Business Purpose: To be respected for tax purposes, the LLC must be bona fide, and transactions must be for business reasons. Treas. Reg Sec. 1.701-2(a)(i). If the LLC is not respected as a distinct legal entity, any asset protection benefits the client hoped for will be lost. Identify LLCs that may have uncertain or uncorroborated business purposes for post-tax season follow-up. Many of the determining factors of a business that will be respected are in the purview of the practitioners (independent books and records, handling matters in a business like manner and no commingling of funds, proper documentation for loans, etc.).

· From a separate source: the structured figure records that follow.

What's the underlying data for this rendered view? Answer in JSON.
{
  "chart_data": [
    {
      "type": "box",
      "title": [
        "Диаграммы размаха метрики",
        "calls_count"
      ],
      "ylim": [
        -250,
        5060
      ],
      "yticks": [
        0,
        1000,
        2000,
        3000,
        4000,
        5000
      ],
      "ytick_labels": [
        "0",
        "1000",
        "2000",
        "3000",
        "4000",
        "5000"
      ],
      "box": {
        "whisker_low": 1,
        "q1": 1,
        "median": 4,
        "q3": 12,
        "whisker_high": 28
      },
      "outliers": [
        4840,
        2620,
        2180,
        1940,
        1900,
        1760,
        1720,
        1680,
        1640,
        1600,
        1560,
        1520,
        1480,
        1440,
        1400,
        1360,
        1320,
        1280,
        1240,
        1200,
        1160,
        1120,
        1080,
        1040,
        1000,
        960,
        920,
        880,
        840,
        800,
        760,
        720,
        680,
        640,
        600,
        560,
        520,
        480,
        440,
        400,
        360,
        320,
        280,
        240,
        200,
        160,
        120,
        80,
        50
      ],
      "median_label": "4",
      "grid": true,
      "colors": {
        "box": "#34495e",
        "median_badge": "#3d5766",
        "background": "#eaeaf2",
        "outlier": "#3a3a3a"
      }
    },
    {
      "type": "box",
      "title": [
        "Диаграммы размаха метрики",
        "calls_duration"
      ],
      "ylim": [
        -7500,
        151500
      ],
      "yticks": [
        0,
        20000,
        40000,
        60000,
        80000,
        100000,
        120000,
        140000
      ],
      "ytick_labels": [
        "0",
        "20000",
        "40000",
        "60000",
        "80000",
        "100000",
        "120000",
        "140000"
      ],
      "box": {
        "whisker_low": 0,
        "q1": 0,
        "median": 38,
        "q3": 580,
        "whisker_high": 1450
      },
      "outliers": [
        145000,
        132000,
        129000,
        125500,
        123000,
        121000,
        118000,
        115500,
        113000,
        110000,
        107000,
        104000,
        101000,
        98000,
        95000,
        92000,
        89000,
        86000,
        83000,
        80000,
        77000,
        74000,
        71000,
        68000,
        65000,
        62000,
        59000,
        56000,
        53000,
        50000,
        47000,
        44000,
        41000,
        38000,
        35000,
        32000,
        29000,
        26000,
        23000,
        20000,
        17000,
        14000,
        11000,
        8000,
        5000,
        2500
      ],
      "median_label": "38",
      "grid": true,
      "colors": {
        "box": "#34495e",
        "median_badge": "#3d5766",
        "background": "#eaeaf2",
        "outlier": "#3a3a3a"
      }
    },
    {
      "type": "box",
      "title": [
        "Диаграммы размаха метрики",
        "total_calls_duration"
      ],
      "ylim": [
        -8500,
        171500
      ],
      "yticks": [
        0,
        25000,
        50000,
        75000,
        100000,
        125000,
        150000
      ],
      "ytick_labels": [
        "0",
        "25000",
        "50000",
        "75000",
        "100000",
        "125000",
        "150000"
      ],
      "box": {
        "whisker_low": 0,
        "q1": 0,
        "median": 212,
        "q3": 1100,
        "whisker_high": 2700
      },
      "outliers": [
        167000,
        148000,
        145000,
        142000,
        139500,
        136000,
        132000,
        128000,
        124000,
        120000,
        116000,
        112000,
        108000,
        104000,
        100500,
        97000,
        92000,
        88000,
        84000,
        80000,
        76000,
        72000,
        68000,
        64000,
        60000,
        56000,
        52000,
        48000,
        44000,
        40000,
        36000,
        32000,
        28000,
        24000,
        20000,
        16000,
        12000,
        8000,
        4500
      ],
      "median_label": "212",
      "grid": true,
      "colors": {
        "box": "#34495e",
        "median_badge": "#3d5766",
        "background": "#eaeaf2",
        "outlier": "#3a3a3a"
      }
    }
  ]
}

Phantom Income: How does income on the K-1 compare to actual cash flow received by the client? Many families use LLCs to manage assets, provide asset protection and provide discounts for estate planning purposes. But what happens if distributions lag well behind taxable income. Language can be added to an operating agreement to require minimum distributions to meet tax costs. Because of different tax status of different members and different states, the distribution cannot be calculated exactly. If a formula is used, or a specified percentage, be certain that it is reasonable for your client. The objective in many instances is to assure some reasonable level of distribution to meet expected tax costs. Guidelines could be added for distributions of an estimated amount equal to the federal maximum tax rate multiplied by taxable income to assure members adequate cash flow to pay federal tax. However, inclusion of such provisions in an operating agreement will undermine discounts for tax purposes and asset protection as well. In the context of a divorce, a mandatory distribution provision may change the evaluation of the LLC interest as a source for the payment of alimony and child support.

Built in Gain or Loss:  If the market value of contributed assets exceeds the contributing members adjusted tax basis in that property, any gain the LLC realizes on the sale of that property has to be allocated back to the contributing partner during the seven years following the contribution. Be certain to track the necessary information in the LLC permanent file to facilitate the appropriate calculations and allocations. IRC §704(c)(1)(A).

Change in Partnership Interest:  You have to determine a member’s distributive shares of LLC (for an LLC taxed as a partnership) items when a member's interest changes during the year. The general rule is that the LLC should determine the member's distributive share using the interim closing of the books method. However, by agreement of the members (what does the operating agreement provide for?) it may be permissible to use the proration method. Under this method, the partnership allocates the distributive share of LLC partnership items (except for extraordinary items) under IRC Sec. 702(a) among the members in accordance with their pro-rata shares of those items for the entire year. See Prop. Reg. 1.706-4 and the proposed changes to Reg. 1.706-1.

 

Martin M. Shenkman is the author of 35 books and 700 tax related articles. He has been quoted in The Wall Street Journal, Fortune, and The New York Times. He received his BS from the Wharton School of Pennsylvania, his MBA from the University of Michigan, and his law degree from Fordham University.